English Name: Garlic
Arabic Name: at-thum
Urdu Name: Lehsun
Family: Liliaceae | Distribution: Cultivated throughout Egypt, Italy, France, India, Pakistan, China, USA
Parts used: Bulb
Medicinal Uses | Garlic also has a long history of medicinal use for a wide variety of conditions (or cure-all). In folk medicine, garlic has been used to treat bronchitis and respiratory problems, gastrointestinal problems, flatulence, leprosy, menstrual cramps, high blood pressure, diabetes, and has been used externally for warts, corns, arthritis, muscle pain, neuralgia, and sciatica.
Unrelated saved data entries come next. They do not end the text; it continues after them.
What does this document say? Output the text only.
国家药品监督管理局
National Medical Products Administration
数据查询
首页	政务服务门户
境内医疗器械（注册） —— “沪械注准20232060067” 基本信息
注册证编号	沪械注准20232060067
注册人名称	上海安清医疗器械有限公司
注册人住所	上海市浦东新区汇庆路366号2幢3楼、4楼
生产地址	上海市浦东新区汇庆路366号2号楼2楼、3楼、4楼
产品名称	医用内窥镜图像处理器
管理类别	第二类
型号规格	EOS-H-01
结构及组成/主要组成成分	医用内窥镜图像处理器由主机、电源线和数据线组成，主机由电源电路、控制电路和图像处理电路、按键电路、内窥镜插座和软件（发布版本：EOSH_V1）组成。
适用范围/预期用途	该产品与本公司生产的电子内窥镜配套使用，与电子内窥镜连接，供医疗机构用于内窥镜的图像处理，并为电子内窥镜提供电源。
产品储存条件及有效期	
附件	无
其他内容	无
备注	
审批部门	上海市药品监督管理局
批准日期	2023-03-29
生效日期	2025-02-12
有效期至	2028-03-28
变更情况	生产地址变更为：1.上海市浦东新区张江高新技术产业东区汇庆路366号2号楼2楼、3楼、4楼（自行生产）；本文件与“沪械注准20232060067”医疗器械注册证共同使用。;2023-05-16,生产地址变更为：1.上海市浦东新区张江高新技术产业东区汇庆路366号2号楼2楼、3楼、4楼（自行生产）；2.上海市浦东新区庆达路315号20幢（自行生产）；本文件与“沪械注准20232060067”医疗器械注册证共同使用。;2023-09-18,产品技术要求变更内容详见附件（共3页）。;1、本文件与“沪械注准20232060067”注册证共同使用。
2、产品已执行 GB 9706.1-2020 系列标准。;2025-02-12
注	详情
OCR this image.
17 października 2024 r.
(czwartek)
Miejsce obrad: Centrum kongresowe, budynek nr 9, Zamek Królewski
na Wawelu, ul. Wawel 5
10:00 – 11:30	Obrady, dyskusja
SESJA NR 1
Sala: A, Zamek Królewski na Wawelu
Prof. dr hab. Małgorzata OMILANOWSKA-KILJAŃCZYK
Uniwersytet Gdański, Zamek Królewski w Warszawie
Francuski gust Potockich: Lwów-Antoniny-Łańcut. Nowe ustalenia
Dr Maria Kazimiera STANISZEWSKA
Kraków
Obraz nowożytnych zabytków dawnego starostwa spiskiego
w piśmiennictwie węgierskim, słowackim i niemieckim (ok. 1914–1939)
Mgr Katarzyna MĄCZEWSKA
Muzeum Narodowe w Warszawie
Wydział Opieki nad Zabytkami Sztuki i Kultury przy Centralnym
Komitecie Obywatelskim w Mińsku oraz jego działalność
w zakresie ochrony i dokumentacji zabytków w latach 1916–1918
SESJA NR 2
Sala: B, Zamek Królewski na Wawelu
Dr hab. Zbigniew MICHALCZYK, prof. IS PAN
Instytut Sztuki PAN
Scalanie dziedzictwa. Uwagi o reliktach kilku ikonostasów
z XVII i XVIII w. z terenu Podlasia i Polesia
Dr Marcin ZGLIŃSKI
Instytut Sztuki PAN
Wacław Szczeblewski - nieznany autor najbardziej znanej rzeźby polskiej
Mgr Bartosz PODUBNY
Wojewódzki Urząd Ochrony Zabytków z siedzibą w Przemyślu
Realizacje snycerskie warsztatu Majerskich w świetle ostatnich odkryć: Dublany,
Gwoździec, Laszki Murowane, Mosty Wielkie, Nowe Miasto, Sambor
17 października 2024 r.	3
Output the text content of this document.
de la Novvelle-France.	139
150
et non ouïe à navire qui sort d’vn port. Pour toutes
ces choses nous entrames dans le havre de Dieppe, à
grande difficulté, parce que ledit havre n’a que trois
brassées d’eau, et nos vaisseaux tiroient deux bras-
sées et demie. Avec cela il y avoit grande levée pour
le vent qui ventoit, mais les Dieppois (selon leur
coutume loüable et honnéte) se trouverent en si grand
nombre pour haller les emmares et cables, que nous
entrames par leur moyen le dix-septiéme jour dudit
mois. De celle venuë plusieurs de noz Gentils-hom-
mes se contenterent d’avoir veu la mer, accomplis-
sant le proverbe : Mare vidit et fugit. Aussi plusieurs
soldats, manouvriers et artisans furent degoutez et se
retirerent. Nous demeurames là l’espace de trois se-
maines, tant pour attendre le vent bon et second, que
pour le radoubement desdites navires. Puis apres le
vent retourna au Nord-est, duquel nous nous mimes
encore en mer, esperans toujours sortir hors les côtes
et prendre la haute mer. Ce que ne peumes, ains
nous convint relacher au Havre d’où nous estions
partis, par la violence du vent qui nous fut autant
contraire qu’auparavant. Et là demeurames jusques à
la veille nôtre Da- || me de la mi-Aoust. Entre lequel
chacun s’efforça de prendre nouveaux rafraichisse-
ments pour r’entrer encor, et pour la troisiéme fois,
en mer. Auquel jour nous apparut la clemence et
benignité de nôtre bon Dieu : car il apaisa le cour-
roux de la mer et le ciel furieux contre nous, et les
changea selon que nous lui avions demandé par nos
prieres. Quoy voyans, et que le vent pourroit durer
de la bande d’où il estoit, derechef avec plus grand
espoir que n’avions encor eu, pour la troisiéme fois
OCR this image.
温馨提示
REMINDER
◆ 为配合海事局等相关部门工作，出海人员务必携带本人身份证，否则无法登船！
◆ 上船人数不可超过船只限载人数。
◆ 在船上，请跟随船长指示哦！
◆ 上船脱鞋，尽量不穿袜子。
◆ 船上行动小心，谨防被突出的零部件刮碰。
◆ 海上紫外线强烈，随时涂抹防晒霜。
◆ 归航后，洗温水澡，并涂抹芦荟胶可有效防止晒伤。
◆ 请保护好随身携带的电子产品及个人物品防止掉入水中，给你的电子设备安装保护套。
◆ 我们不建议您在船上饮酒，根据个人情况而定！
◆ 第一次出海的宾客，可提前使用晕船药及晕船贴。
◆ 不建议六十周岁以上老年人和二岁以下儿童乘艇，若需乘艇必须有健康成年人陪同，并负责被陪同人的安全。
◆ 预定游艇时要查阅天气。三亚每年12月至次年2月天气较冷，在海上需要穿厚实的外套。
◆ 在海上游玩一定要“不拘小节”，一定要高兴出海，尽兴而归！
Recently, science has begun to confirm some of garlic’s long-standing medicinal uses. Garlic has been shown to lower blood cholesterol, blood pressure, and blood sugar in studies and clinical trials and has also demonstrated anti-cancer, antibacterial, anti-fungal, and anti-oxidant effects. Garlic contains compounds that are antibacterial, antifungal, and reduce blood clotting. In order for the active ingredient that gives garlic its characteristic odor and its therapeutic effects to be released, the garlic clove must be cut or crushed. This releases an enzyme that causes the formation of allicin, the component responsible for garlic’s odor and medicinal activity.